Wednesday, 6 February 2013

Dirty Mary, Crazy Larry (1974)

"Every bone in her crotch. That's what I'm gonna break"

- Crazy Larry (Peter Fonda) on Dirty Mary (Susan George)

This is your typical 70s petrolhead Good Ole Boy car chase movie, enlivened by and made original only for the smart mouth sassiness of its characters. I can imagine this holding a treasured place in the DVD collections of both Quentin Tarantino and Richard Hammond (now there's a thought!)

"You're the kind that's never satisfied. You'd eat the last cookie in the jar. And I'm telling you something, there's no more cookies in the jar, and there aren't. Even if there were , you'd eat it. And you'd go looking in my fridge for my pie stash"

- Crazy Larry on Dirty Mary, again.

Is Peter Fonda the most underrated figure of 70s cinema? Seriously people need to see that he was more than Easy Rider. He also has some real chemistry here with the sunkissed Susan George, endlessly chewing gum as they trade snappy dialogue.

Based on a 1963 Richard Unekis novel entitled The Chase, which tapped into the dawning muscle car era and V8 engines being used to criminal effect, outrunning the police force across statelines, its adaptation had a long and chequered history having first attracted the attention of Steve McQueen, naturally. The original genesis of this film was 'Dirty Deke and Fast Floyd' focusing on the two stick up men, a budding NASCAR driver and his mechanic. However, it was felt the film needed a female character and Mary was created; a one night stand of the Floyd character, now renamed Larry, along for the ride. Deke's character is noticeably sidelined in both the film and the title, and the 'dirty' moniker which suggested grease and oil for his character was now appropriated to Mary, clearly to suggest her wanton sexuality. And if anyone can do wanton sexuality, its British star Susan George, adopting an American accent here. She's the stuff of teenage wet dreams.

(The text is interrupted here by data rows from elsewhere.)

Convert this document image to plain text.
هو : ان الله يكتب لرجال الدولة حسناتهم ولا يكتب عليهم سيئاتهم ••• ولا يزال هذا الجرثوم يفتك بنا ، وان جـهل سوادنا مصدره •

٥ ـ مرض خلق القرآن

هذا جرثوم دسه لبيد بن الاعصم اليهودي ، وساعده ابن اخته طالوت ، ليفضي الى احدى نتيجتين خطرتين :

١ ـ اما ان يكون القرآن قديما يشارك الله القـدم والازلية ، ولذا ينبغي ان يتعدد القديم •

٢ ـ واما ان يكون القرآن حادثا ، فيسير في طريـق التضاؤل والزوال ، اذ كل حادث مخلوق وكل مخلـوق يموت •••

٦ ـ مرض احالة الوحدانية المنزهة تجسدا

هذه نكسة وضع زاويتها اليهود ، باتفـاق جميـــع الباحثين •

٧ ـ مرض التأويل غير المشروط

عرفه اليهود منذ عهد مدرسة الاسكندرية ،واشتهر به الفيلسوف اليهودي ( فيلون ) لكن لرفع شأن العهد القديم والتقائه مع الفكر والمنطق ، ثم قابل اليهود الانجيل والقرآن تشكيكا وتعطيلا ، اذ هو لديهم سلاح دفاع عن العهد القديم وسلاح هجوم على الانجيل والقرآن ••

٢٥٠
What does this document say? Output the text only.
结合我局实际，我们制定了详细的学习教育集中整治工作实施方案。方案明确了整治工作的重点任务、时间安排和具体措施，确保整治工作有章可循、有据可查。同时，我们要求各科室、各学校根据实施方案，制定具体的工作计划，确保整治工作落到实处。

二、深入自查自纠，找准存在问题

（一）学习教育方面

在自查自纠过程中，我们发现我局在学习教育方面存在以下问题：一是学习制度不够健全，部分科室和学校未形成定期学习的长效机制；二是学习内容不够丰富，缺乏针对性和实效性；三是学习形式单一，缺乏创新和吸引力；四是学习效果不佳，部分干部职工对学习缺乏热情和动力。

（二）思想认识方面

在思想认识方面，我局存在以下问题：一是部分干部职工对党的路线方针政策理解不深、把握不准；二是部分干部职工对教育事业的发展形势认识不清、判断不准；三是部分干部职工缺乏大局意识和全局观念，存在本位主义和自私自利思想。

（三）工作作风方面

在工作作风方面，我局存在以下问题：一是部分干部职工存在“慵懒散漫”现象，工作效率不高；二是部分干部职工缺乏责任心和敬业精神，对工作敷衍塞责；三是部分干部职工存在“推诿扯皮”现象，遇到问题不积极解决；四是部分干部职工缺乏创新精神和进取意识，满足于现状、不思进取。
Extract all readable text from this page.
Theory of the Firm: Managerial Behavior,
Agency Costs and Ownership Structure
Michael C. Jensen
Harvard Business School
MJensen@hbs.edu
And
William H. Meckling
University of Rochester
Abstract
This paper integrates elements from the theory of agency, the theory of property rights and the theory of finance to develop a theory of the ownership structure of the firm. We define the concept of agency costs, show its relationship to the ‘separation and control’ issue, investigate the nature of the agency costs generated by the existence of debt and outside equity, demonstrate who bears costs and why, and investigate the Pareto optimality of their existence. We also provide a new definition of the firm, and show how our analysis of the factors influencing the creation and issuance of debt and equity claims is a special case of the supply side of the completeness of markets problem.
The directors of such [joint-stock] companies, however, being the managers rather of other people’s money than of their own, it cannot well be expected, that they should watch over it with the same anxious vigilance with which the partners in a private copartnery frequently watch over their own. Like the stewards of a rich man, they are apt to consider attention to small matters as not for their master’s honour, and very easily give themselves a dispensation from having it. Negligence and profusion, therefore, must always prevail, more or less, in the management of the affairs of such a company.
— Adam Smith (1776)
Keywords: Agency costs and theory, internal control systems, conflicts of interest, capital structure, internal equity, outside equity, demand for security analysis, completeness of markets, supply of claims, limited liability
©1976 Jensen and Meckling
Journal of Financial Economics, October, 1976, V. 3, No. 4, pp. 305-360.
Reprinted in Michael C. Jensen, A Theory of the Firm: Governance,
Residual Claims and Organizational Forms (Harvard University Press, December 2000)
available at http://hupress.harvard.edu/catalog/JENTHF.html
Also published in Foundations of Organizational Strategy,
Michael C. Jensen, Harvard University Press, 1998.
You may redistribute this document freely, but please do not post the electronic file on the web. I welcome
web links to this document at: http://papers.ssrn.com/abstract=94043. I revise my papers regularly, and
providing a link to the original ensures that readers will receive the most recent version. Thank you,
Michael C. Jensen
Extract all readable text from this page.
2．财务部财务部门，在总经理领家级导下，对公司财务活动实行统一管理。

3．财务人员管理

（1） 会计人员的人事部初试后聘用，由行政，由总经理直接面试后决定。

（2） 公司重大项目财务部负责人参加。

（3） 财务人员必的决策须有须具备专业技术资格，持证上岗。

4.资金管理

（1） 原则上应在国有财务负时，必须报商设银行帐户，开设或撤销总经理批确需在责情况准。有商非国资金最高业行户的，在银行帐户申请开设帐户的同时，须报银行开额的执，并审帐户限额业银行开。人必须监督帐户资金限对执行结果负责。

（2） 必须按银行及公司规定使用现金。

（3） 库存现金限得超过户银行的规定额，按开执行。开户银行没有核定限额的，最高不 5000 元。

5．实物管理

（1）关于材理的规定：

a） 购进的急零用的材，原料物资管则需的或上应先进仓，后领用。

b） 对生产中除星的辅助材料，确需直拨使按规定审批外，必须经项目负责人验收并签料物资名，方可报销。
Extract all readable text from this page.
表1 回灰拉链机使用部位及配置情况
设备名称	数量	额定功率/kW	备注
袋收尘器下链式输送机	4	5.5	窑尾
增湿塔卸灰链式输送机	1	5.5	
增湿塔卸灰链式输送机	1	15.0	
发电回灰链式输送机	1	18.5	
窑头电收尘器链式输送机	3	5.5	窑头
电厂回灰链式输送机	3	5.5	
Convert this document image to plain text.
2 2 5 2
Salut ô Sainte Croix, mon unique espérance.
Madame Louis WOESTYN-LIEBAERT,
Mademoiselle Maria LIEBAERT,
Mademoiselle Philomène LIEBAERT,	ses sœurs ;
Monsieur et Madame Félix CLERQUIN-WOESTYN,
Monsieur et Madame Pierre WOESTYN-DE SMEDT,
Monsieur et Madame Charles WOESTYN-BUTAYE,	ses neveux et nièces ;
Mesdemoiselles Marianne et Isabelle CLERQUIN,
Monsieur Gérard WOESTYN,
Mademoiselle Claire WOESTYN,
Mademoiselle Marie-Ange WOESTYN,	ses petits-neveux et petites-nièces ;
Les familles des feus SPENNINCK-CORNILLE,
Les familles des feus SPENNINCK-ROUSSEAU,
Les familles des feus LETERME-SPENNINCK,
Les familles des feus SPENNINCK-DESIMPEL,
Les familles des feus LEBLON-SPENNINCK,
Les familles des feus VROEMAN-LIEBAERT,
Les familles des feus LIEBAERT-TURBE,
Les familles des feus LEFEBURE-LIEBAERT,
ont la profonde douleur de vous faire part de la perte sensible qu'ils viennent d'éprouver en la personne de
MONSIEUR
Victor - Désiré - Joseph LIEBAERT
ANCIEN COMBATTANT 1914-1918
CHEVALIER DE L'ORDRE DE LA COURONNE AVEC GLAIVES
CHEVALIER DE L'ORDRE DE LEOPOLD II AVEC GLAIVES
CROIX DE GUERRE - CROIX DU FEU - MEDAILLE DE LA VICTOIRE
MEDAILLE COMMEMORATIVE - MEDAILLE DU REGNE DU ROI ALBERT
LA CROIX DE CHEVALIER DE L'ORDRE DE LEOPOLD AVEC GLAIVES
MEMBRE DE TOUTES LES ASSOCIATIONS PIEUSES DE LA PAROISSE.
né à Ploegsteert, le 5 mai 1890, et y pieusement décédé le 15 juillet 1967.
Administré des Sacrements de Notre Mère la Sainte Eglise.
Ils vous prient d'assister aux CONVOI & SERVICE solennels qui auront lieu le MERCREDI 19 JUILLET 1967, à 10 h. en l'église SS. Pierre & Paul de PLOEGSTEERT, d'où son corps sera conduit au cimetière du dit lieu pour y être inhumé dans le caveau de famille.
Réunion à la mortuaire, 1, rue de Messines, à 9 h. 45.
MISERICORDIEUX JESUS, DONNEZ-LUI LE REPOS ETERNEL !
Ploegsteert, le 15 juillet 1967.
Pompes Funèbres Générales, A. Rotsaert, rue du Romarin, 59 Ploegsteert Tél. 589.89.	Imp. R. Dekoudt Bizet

The film is essentially one long car chase with the modern day Bonnie and Clyde on the run in both a souped up '66 Chevrolet Impala before ditching that for the beautiful '69 Dodge Charger R/T 440.

Both the tyre squeeling action and the crackling script is handled well by British director John Hough, and the film has an uncredited cameo from Roddy McDowell. The characters may not seem instantly likeable, but that's in keeping with the then current trend of 70s American cinema. 

The final impressive and explosive stunt scene was later used in the opening of TV's The Fall Guy.